- Born: China

Bilibili information
- Channel: =咬人猫=;
- Years active: 2011–present
- Genres: Dancing, cosplay
- Followers: 4.29 million

YouTube information
- Channel: 咬人猫Yaorenmao;
- Years active: 2011–present
- Genres: Dancing, cosplay
- Subscribers: 901 thousand
- Views: 139 million

= Yaorenmao =

Chinese singer and dancer

Yaorenmao (咬人猫; literally "a cat that bites") is a Chinese singer and dancer who primarily posts videos on Bilibili, but also on YouTube. In most (but not all) of her videos, she dances to Asian pop songs in cosplay costumes. In nearly all videos, a stuffed teddy bear is seen in one or more scenes. She has been the lead singer in several songs, including du du du, Telepathy and xiàrì néngliàng zhùrù! (夏日能量注入！)

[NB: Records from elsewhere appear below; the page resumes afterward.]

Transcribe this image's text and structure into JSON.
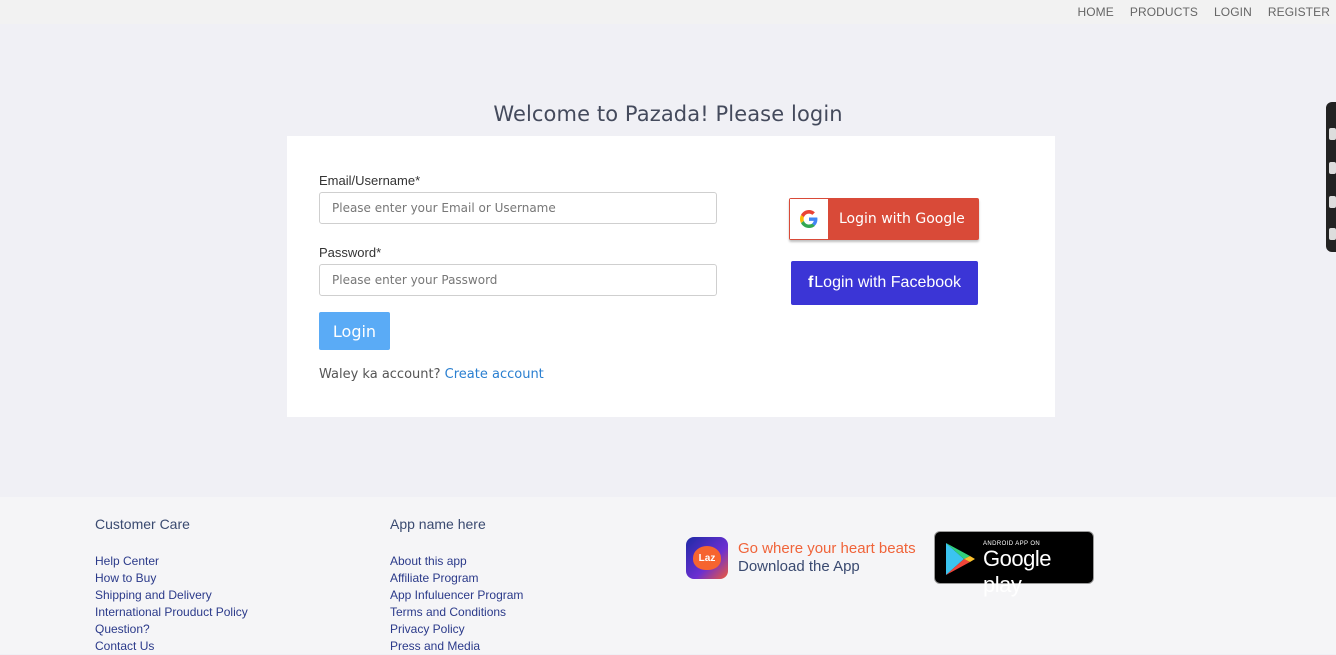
{
  "nav": {
    "home": "HOME",
    "products": "PRODUCTS",
    "login": "LOGIN",
    "register": "REGISTER"
  },
  "page": {
    "title": "Welcome to Pazada! Please login"
  },
  "form": {
    "email_label": "Email/Username*",
    "email_placeholder": "Please enter your Email or Username",
    "email_value": "",
    "password_label": "Password*",
    "password_placeholder": "Please enter your Password",
    "password_value": "",
    "login_button": "Login",
    "no_account_text": "Waley ka account?",
    "create_account_link": "Create account"
  },
  "social": {
    "google_button": "Login with Google",
    "facebook_icon_glyph": "f",
    "facebook_button": "Login with Facebook"
  },
  "footer": {
    "customer_care": {
      "title": "Customer Care",
      "links": [
        "Help Center",
        "How to Buy",
        "Shipping and Delivery",
        "International Prouduct Policy",
        "Question?",
        "Contact Us"
      ]
    },
    "app_section": {
      "title": "App name here",
      "links": [
        "About this app",
        "Affiliate Program",
        "App Infuluencer Program",
        "Terms and Conditions",
        "Privacy Policy",
        "Press and Media"
      ]
    },
    "promo": {
      "app_icon_text": "Laz",
      "line1": "Go where your heart beats",
      "line2": "Download the App"
    },
    "google_play": {
      "small_text": "ANDROID APP ON",
      "big_text": "Google play"
    }
  },
  "colors": {
    "google_red": "#d94a38",
    "facebook_blue": "#3b35d6",
    "login_blue": "#5aabf6",
    "link_blue": "#2a7fd0",
    "promo_orange": "#f0643a"
  }
}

She began making videos in 2011, which has for a great deal contained elaborate cosplays. As such, she has been described as part of the zhaiwu trend, a Chinese adaption of the Japanese otaku culture. In June 2017, she performed and acted as a judge in a zwaihu dancing competition which was held at the Communication University of Zhejiang. The event, sponsored by "manhua.163.com" and a subsidiary to Huawei, had around 300 contestants and over 1 million people registered online that they would attend the event. She also performed at the Bilibili Macro Link event in 2017, an annual concert at which famous Billibili profiles perform. In an article from 2018, it was stated she was ranked highly by Niconico users on a top list of creators that users wanted to meet.

In a 2017 interview, she declined to reveal her real name, and she also stated that she had a full-time job alongside her online dancing career.

Over time, the production values of her videos have reached a professional level, including choreography, costumes, sets, location shoots, lighting and extra background players.